Тем временем, преследующие Дутова от Каракаралинска два, ослабленных тем же тифом, красных полка из, так называемой, казалинской группы, были встречены аннековцами и отброшены. Но сомневаться не приходилось, получив подкрепления и передохнув, они вернутся и уже с двух сторон, с севера силами Семипалатинской группы, и с запада Казалинской, возьмут Сергиополь в «клещи». В таких условиях вести успешную оборону было сложно. Ко всему тут еще обозначилась опасность с юга. Красные в Туркестане после разблокирования железной дороге Оренбург-Ташкент получили крупные подкрепления, перебросили их в Верный и начали наступление на южный участок семиреченского фронта, который удерживали казаки-семиреки. Анненков метался между северным и южном фронтами и не мог не ощущать, как эти все усиливающие давление тиски вот-вот раздавят его Армию, внутренние силы которой начал подтачивать занесенный дутовцами тиф. Из тринадцати тысяч приведенных Дутовым бойцов, годными к бою оказалось не более четырех-пяти тысяч штыков и сабель. Остальные лежали либо раненые, либо больные. Сам Дутов самоустранился и «залечивал раны»…
Иван, зная, что Новый год он с полком будет встречать на позициях, отпросился проведать жену. По дороге, на тракте, они вдвоем с ординарцем догнали изрядно забитую всевозможным скарбом кибитку, съехавшую с дороги и застрявшую в снегу на обочине. Обессилевшая лошаденка не могла ее вытащить. Рядом стоял возница и две женщины в шубах и платках. Иван подъехал, и видя, что женщины явно не мужички, учтиво спросил:
– Сударыни, вам нужна помощь?
– Да, пожалуйста, господин есаул, у нас лошадь совсем плохая, помогите пожалуйста вытащить нашу повозку. Вы первый кто остановился, а так все мимо едут, даже не смотрят, а у меня у самой сын офицер, – со слезами в глазах дрожащим голосом говорила одна из них, пожилая, фактически старуха.
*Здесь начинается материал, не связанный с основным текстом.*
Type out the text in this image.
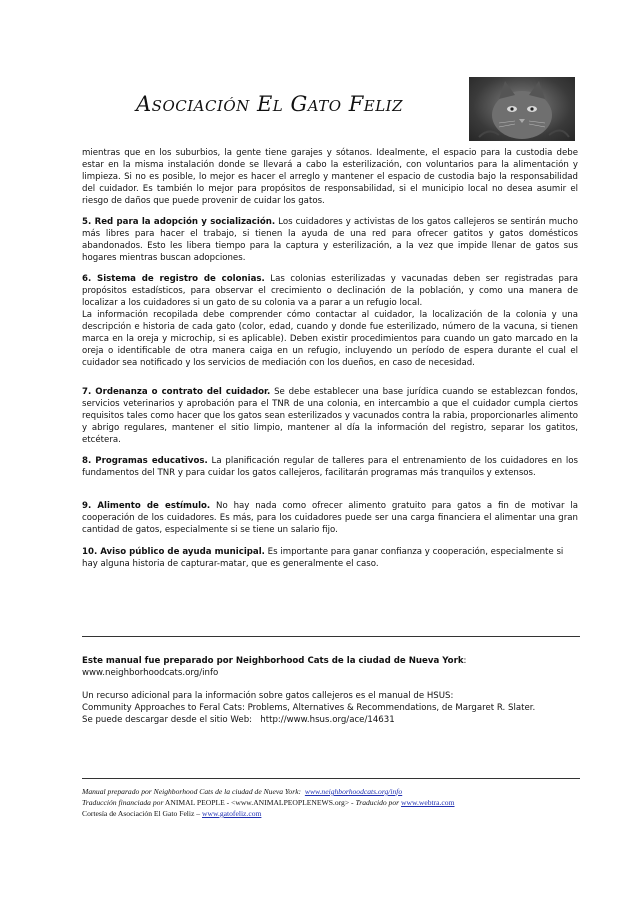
Asociación El Gato Feliz
mientras que en los suburbios, la gente tiene garajes y sótanos. Idealmente, el espacio para la custodia debe estar en la misma instalación donde se llevará a cabo la esterilización, con voluntarios para la alimentación y limpieza. Si no es posible, lo mejor es hacer el arreglo y mantener el espacio de custodia bajo la responsabilidad del cuidador. Es también lo mejor para propósitos de responsabilidad, si el municipio local no desea asumir el riesgo de daños que puede provenir de cuidar los gatos.
5. Red para la adopción y socialización. Los cuidadores y activistas de los gatos callejeros se sentirán mucho más libres para hacer el trabajo, si tienen la ayuda de una red para ofrecer gatitos y gatos domésticos abandonados. Esto les libera tiempo para la captura y esterilización, a la vez que impide llenar de gatos sus hogares mientras buscan adopciones.
6. Sistema de registro de colonias. Las colonias esterilizadas y vacunadas deben ser registradas para propósitos estadísticos, para observar el crecimiento o declinación de la población, y como una manera de localizar a los cuidadores si un gato de su colonia va a parar a un refugio local.
La información recopilada debe comprender cómo contactar al cuidador, la localización de la colonia y una descripción e historia de cada gato (color, edad, cuando y donde fue esterilizado, número de la vacuna, si tienen marca en la oreja y microchip, si es aplicable). Deben existir procedimientos para cuando un gato marcado en la oreja o identificable de otra manera caiga en un refugio, incluyendo un período de espera durante el cual el cuidador sea notificado y los servicios de mediación con los dueños, en caso de necesidad.
7. Ordenanza o contrato del cuidador. Se debe establecer una base jurídica cuando se establezcan fondos, servicios veterinarios y aprobación para el TNR de una colonia, en intercambio a que el cuidador cumpla ciertos requisitos tales como hacer que los gatos sean esterilizados y vacunados contra la rabia, proporcionarles alimento y abrigo regulares, mantener el sitio limpio, mantener al día la información del registro, separar los gatitos, etcétera.
8. Programas educativos. La planificación regular de talleres para el entrenamiento de los cuidadores en los fundamentos del TNR y para cuidar los gatos callejeros, facilitarán programas más tranquilos y extensos.
9. Alimento de estímulo. No hay nada como ofrecer alimento gratuito para gatos a fin de motivar la cooperación de los cuidadores. Es más, para los cuidadores puede ser una carga financiera el alimentar una gran cantidad de gatos, especialmente si se tiene un salario fijo.
10. Aviso público de ayuda municipal. Es importante para ganar confianza y cooperación, especialmente si hay alguna historia de capturar-matar, que es generalmente el caso.
Este manual fue preparado por Neighborhood Cats de la ciudad de Nueva York:
www.neighborhoodcats.org/info
Un recurso adicional para la información sobre gatos callejeros es el manual de HSUS:
Community Approaches to Feral Cats: Problems, Alternatives & Recommendations, de Margaret R. Slater.
Se puede descargar desde el sitio Web: http://www.hsus.org/ace/14631
Manual preparado por Neighborhood Cats de la ciudad de Nueva York: www.neighborhoodcats.org/info
Traducción financiada por ANIMAL PEOPLE - <www.ANIMALPEOPLENEWS.org> - Traducido por www.webtra.com
Cortesía de Asociación El Gato Feliz – www.gatofeliz.com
Обе женщины выглядели настолько измученными, что наверняка сейчас смотрелись гораздо старше своих лет, старшей можно было дать лет шестьдесят. Вместе с возницей и ординарцем Иван помог таки лошаденке вытянуть нелегкую кибитку с обочины на дорогу. Все это время вторая женщина, та, что помоложе, внимательно из под своей пуховой шали смотрела на Ивана. После того, как он сообщил, что они могут ехать дальше, она вдруг обратилась к нему:
– Вы меня не узнаете, есаул?
– Иван внимательно пригляделся к женщине – на вид лет тридцать, худощавое, нездорового цвета лицо, сухая кожа… и похоже, что сравнительно недавно она остриглась в качестве профилактики от тифа, и потому волосы еще не отросли, по этой причине она, видимо, на людях никогда не снимала шали. Шуба-барнаулка, скорее всего, когда-то сшитая на заказ по фигуре, сейчас была ей явно велика. Что-то отдаленно знакомое, из-за непреодолимой толщи произошедшего за последние несколько лет, искоркой вспыхнуло в сознании Ивана и тут же погасло. Нет, он решительно не мог припомнить эту женщину.
– Ну, вспомните же, Оренбург… я Катя, тогда носила фамилию Рябоконева. Неужели не помните!? – женщина спрашивала почти с отчаянием и обидой.